Character is important because, before we can lead others, we must lead ourselves. We must get in touch with our most deeply held values and intentionally act in accordance with those values. If we talk about work-life balance, and then regularly call co-workers after hours and email them on weekends, others will see that our actions are at odds with what we say we value. People will question who we are, how we might act in the future, or how we might act under pressure. They will lose trust in us.
Determine your most closely held values and what matters most. Honestly assess where you have compromised your values, and identify ways to lead more consistently with your values.
“Character and credibility are two keys to creating trust.” -Sean Lynch
You can’t force people to trust you. You have to earn trust in ways that are meaningful to others. Credible performance builds trust. Here are some examples.
Start by understanding and meeting the standards of others. We usually strive to meet standards that we think are important. Yet, every time we interact with others, we are being judged. And the standards others judge us against may be very different from our own standards. If timeliness is important in your organization and you are constantly late for meetings, you are not meeting the standards of others and demonstrating credible performance.
Maintain a narrow “Say-Do” gap. Keep the difference between what you say you’re going to do (or what you are supposed to do) and what you actually do as narrow as possible. Be consistent. When you promise the report by Thursday, do you follow through? Or do you let it slide and hope no one will notice?

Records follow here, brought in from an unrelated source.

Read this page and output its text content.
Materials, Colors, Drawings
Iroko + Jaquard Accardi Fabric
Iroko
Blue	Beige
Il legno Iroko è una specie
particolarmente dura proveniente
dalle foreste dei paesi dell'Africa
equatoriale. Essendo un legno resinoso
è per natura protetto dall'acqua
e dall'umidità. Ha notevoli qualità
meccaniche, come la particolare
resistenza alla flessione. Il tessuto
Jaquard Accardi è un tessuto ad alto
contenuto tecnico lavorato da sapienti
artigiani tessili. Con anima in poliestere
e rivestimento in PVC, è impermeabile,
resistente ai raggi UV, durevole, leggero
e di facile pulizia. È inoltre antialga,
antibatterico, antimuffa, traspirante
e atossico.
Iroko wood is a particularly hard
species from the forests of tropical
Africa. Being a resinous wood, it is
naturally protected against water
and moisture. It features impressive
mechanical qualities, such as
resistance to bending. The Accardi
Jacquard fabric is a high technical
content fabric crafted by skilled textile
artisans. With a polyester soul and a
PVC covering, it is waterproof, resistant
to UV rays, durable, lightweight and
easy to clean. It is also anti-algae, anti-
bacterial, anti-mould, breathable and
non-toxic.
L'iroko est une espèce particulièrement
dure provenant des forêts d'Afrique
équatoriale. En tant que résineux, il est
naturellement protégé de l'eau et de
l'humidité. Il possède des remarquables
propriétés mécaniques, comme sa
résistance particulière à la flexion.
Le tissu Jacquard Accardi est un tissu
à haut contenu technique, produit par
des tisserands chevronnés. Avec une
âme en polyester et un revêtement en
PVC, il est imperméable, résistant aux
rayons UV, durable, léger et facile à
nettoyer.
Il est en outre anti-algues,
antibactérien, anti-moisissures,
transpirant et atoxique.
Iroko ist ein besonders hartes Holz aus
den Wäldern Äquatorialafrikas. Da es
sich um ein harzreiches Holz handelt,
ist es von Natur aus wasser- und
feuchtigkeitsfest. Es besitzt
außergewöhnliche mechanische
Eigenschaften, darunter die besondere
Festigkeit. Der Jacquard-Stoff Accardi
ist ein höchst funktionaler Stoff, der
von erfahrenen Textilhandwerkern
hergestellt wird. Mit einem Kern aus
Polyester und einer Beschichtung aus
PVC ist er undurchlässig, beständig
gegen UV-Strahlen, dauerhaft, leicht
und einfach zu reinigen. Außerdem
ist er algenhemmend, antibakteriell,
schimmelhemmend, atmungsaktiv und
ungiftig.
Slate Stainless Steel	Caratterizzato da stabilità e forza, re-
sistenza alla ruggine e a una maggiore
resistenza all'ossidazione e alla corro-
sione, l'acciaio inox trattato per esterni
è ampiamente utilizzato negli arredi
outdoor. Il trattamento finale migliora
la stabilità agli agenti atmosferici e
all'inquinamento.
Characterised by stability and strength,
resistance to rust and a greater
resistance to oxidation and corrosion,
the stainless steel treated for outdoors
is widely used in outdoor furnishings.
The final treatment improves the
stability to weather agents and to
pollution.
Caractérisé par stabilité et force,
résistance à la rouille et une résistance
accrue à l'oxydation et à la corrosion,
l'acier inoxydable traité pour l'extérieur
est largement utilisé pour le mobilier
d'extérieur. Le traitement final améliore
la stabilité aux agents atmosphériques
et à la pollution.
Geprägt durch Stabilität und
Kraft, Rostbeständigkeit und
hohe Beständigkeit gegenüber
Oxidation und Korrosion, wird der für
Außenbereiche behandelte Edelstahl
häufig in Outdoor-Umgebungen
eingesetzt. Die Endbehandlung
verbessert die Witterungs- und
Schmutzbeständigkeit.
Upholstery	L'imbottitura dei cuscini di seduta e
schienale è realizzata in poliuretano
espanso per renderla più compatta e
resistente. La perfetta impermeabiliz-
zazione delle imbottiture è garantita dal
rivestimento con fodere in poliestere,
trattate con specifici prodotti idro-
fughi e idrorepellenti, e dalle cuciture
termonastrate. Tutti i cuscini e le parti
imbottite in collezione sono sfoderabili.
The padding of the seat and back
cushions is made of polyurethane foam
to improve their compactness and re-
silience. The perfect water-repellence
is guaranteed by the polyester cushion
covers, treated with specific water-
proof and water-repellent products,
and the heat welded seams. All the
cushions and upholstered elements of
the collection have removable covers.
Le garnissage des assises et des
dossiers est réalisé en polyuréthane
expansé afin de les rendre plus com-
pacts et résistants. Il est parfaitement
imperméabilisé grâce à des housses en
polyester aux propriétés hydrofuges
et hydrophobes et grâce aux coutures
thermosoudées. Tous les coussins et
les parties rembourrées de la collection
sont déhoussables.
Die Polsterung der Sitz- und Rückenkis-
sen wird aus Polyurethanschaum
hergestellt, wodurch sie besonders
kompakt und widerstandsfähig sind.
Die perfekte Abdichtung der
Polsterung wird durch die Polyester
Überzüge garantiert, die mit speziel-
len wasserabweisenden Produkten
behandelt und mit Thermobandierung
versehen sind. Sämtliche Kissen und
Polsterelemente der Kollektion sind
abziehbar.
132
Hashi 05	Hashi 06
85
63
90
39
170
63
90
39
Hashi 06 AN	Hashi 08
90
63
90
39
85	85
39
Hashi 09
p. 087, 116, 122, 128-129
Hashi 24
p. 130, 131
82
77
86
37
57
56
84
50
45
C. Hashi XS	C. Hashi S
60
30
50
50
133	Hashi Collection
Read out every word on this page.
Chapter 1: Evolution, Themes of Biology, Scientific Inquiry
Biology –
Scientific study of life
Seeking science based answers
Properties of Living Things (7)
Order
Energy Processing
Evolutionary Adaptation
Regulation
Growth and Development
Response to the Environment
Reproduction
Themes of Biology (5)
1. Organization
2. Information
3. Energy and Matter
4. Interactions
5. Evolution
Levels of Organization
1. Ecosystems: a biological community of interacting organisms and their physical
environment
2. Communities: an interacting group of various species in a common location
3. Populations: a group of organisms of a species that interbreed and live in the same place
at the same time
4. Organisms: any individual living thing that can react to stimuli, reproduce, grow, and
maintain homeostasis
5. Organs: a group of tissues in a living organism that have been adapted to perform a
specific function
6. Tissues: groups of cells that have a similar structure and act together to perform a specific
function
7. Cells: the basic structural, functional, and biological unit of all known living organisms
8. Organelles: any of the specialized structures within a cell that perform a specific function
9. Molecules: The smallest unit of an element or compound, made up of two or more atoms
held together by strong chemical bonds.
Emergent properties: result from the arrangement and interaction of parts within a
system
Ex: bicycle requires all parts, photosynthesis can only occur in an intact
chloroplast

Clearly communicate intent and expectations and ensure people understand. Often we assume that people know what they are supposed to do. Don’t assume. Communicate what to do along with expectations and intentions. Bring clarity and focus by constantly, continuously communicating expectations and intent. Ensure everyone is on the same page so that people can act in ways that are consistent with intent even when you’re not around.
Finally, hold people accountable to those clearly communicated and well understood standards, intent, and expectations. Holding others accountable isn’t personal. With clear, well-communicated standards, intent, and expectations, holding people accountable is merely comparing their performance to the standard, intent, or expectation.